Recent evidence indicates that persistent cognitive manifestations associated with post-COVID syndrome represent not only a highly prevalent clinical problem but also an emerging field of urgent scientific inquiry, demanding coordinated efforts to understand the underlying mechanisms and to develop monitoring and intervention strategies [12,15,16,34].
The results of this study provide important evidence that the severity of COVID-19 is associated with a differentiated pattern of cognitive impairment, particularly in domains related to executive functions, attention, working memory, and episodic memory. Overall, as seen in Figure 1, regression models revealed that age was a consistent negative predictor across all tests, especially in groups with moderate and severe symptoms, while educational level did not show a significant impact on any of the evaluated measures.
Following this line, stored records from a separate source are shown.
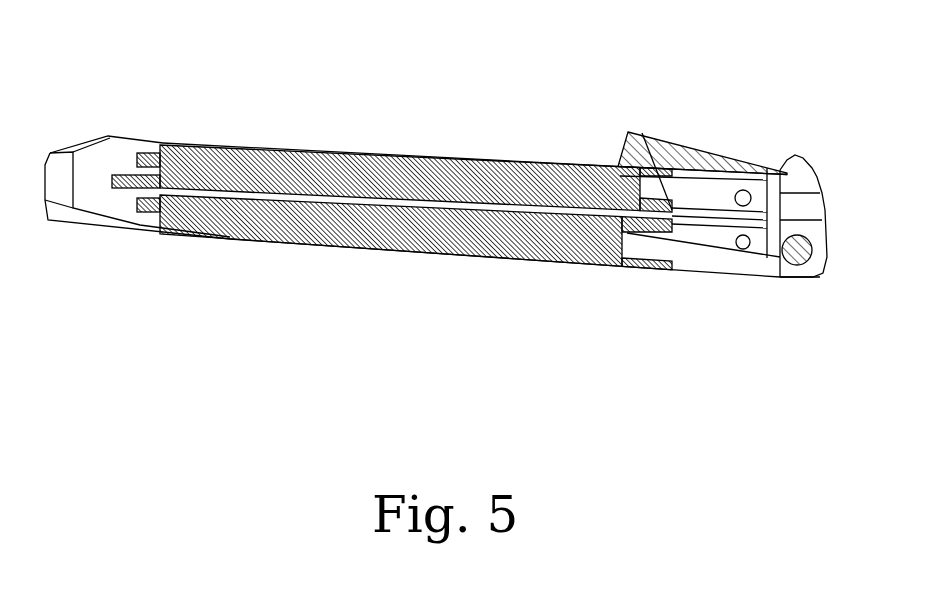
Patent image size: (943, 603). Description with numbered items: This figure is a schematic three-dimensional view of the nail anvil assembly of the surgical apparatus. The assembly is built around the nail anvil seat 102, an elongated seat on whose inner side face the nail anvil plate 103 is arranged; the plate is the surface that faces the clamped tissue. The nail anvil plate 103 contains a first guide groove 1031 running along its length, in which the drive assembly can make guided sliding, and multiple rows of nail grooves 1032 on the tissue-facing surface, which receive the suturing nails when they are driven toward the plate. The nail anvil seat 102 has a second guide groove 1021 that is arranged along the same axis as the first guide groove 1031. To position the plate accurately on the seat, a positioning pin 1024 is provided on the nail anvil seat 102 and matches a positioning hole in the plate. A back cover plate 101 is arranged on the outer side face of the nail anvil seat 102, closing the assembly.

The back cover plate 101 is at (700, 258).
The nail anvil seat 102 is at (62, 200).
The nail anvil plate 103 is at (128, 158).
The second guide groove 1021 is at (668, 200).
The positioning pin 1024 is at (746, 190).
The first guide groove 1031 is at (520, 258).
The nail grooves 1032 is at (392, 250).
A detailed analysis by cognitive domain of the information presented in the figure allowed for the identification of important nuances. Working memory (Digit Span Forward) and attention/executive control (Digit Span Backward) were strongly influenced by age, with a more pronounced effect in the severe group for working memory and in the moderate group for attention, at least three years after COVID-19 infection. This result suggests that attentional processes involving cognitive flexibility and inhibitory control may be particularly vulnerable to interactive effects of aging, neuroinflammatory processes, and post-COVID hypoxia [8,10,18,35,36].
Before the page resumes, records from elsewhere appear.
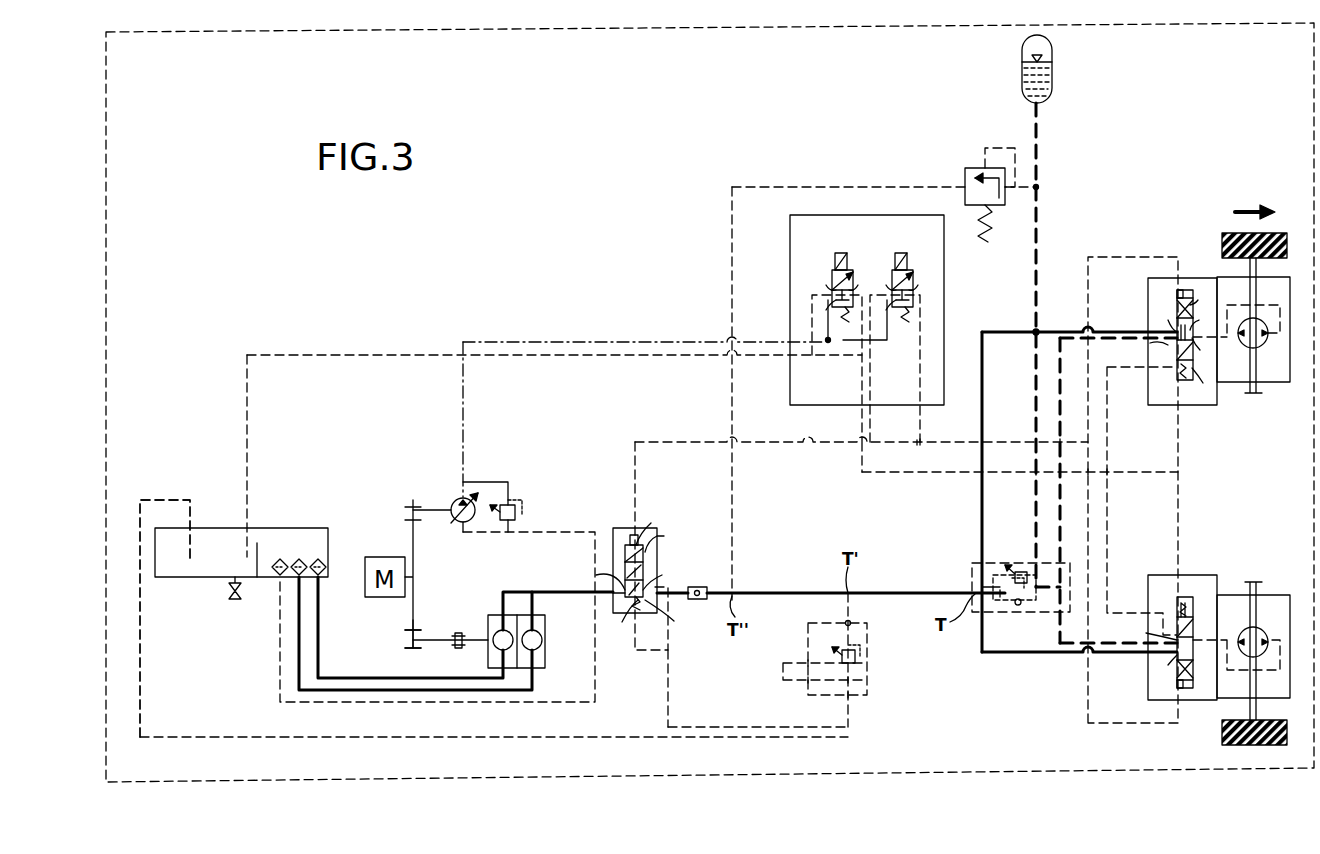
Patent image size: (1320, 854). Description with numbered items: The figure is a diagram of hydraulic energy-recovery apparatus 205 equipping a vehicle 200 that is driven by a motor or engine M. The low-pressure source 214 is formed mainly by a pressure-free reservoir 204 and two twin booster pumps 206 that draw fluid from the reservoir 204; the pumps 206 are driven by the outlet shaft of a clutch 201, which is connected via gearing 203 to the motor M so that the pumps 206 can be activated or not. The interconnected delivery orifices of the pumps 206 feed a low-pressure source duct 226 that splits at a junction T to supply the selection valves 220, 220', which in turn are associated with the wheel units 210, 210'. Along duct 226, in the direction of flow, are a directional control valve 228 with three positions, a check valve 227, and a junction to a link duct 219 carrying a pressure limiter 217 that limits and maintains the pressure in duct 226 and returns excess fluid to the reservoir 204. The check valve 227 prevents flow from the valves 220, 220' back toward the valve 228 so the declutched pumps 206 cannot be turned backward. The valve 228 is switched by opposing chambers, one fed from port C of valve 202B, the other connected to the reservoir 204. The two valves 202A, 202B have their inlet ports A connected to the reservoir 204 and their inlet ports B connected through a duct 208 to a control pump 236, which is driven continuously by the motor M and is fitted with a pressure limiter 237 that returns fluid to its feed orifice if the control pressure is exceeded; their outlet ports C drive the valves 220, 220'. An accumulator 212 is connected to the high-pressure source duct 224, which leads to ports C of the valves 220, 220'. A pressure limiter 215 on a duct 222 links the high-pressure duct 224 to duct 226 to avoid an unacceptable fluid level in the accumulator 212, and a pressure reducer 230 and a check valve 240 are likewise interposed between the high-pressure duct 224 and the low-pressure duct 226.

The vehicle 200 is at (230, 30).
The hydraulic energy-recovery apparatus 205 is at (1172, 88).
The accumulator 212 is at (1062, 70).
The pressure limiter 215 is at (968, 186).
The duct 222 is at (828, 187).
The high-pressure source duct 224 is at (1040, 235).
The valve 202A is at (832, 285).
The valve 202B is at (896, 285).
The duct 208 is at (562, 342).
The first wheel brake unit 210 is at (1219, 305).
The selection valve 220 is at (1163, 340).
The low-pressure source 214 is at (210, 478).
The pressure-free reservoir 204 is at (190, 578).
The control pump 236 is at (455, 504).
The pressure limiter 237 is at (520, 512).
The directional control valve 228 is at (620, 522).
The check valve 227 is at (697, 587).
The low-pressure source duct 226 is at (787, 593).
The pressure reducer 230 is at (1012, 572).
The check valve 240 is at (1018, 606).
The gearing 203 is at (405, 638).
The clutch 201 is at (448, 627).
The twin booster pumps 206 is at (514, 630).
The pressure limiter 217 is at (860, 654).
The link duct 219 is at (850, 712).
The selection valve 220' is at (1146, 649).
The second wheel brake unit 210' is at (1219, 666).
The analysis further revealed that COVID-19 severity was associated with age, amplifying deleterious effects on crucial cognitive functions such as working memory and attention. The more pronounced impact observed in the assessed subtests may be related to neurobiological mechanisms associated with infection, including neuroinflammation, microvascular alterations, and functional impairment in frontoparietal regions and the hippocampus—structures central to executive and memory processing [18,37,38]. Overall, the analyses reinforce that age is a relevant risk factor for post-COVID cognitive impairment, especially in individuals with moderate to severe symptoms, whereas educational level, although recognized as a component of cognitive reserve [38], did not play a significant role in the tested models.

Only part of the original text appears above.